Scoring music Jóhann Jóhannsson, seperti halnya di Prisoners dan Sicario,
masih mempertahankan nuansa dark dan depresif, termasuk potongan dari On the Nature of Daylight karya Max Richter yang menggiring emosi. Bedanya, kali ini scoring music
memberikan nafas lebih ke dalam film, tak banyak momen hening dalam membangun
nuansa. Sound design juga menjadi elemen yang tak kalah pentingnya dalam
membangun suasana. Kontras antara silent moment dan kedalaman deep-bass terjaga
baik keseimbangan maupun kualitas kejernihannya. Surround 7.1. (sayang tak ada
format Dolby Atmos yang didistribusikan di Indonesia) lebih dari cukup dalam
membangun nuansa sesuai konsep.
Arrival mungkin
bukan sajian sci-fi yang bisa mudah (atau ‘mau’) dicerna oleh semua tipe
penonton. Perlu rasa penasaran dan kemauan untuk mengikuti ‘proses belajar’
yang dibawakan lewat karakter-karakternya. Tak perlu khawatir, karena treatment
storytelling Arrival sebenarnya cukup
mudah dipahami. Jika Anda mau membuka diri, bukan tak mungkin Arrival bisa mengubah persepsi Anda tentang
hidup seperti yang dimaksudkan sejak awal. Atau setidaknya, memperkaya khazanah
Anda dalam memandang hidup.
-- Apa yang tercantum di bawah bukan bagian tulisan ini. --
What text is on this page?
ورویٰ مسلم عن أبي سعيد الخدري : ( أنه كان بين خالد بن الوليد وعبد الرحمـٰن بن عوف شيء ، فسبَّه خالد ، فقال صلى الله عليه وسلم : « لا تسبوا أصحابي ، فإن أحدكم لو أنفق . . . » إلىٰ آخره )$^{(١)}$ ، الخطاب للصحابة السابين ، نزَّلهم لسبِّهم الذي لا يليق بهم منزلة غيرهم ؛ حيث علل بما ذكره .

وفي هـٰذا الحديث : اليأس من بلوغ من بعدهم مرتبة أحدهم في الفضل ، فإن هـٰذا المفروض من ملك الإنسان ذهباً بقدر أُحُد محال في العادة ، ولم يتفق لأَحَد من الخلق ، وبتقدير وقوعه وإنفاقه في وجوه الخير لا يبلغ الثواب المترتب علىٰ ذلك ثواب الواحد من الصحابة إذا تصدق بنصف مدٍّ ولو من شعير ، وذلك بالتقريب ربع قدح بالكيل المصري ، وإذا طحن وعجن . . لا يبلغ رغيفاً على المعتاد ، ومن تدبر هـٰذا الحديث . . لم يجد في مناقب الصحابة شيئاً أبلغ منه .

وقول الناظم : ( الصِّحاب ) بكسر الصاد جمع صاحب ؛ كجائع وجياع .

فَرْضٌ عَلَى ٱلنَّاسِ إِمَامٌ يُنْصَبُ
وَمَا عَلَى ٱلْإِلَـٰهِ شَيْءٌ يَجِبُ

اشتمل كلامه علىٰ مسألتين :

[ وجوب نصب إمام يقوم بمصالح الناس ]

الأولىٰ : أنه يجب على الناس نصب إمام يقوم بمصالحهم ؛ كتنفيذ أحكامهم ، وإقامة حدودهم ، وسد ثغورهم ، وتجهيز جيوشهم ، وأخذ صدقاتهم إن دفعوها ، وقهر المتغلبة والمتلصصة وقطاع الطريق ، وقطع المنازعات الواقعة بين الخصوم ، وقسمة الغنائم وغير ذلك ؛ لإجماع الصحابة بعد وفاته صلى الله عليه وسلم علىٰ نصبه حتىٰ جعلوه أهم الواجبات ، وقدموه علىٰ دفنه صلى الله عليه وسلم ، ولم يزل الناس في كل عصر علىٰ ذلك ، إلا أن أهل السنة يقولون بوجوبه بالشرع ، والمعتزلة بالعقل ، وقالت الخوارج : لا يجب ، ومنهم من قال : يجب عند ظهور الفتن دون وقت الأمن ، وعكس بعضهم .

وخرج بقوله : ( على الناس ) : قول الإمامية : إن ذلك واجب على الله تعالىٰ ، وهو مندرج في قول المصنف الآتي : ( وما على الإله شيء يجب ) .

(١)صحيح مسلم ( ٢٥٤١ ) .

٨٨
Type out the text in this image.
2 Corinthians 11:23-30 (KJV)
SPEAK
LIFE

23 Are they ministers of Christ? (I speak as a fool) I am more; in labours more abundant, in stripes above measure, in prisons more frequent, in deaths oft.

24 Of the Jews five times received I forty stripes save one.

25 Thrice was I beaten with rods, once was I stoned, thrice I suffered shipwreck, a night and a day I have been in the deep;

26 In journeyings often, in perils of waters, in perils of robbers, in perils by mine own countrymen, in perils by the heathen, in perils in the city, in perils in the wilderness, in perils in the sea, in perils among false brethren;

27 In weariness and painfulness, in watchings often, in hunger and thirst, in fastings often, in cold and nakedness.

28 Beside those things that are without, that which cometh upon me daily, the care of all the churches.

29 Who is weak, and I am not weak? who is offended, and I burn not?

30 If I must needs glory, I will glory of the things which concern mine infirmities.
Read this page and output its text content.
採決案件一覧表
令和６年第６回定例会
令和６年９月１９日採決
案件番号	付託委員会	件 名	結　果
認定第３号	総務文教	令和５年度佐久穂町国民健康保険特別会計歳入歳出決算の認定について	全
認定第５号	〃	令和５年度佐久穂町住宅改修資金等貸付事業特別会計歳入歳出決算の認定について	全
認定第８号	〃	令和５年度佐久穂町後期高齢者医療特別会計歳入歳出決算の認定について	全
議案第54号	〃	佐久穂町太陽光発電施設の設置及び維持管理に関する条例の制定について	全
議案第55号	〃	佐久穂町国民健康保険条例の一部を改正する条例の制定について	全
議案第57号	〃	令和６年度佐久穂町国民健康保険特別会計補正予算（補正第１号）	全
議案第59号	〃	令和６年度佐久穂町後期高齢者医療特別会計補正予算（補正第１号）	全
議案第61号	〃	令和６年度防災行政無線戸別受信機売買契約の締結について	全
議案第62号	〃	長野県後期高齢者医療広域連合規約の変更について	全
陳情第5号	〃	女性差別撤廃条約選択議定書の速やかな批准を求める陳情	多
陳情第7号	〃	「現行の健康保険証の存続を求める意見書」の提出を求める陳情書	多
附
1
Bukan hal yang berlebihan pula jika saya menganggap
Arrival sebagai pencapaian yang penting
dari seorang Denis Villeneuve, sekaligus layak masuk ke dalam daftar film ‘cerebral
sci-fi’ penting sepanjang masa.
Lihat data film ini di IMDb.
The 89th Academy Awards Nominees for:
- Cinematography - Bradford Young
- Directing - Denis Villeneuve
- Film Editing - Joe Walker
- Best Picture
- Production Design - Patrice Vermette (Production Design) and Paul Hotte (Set Decoration)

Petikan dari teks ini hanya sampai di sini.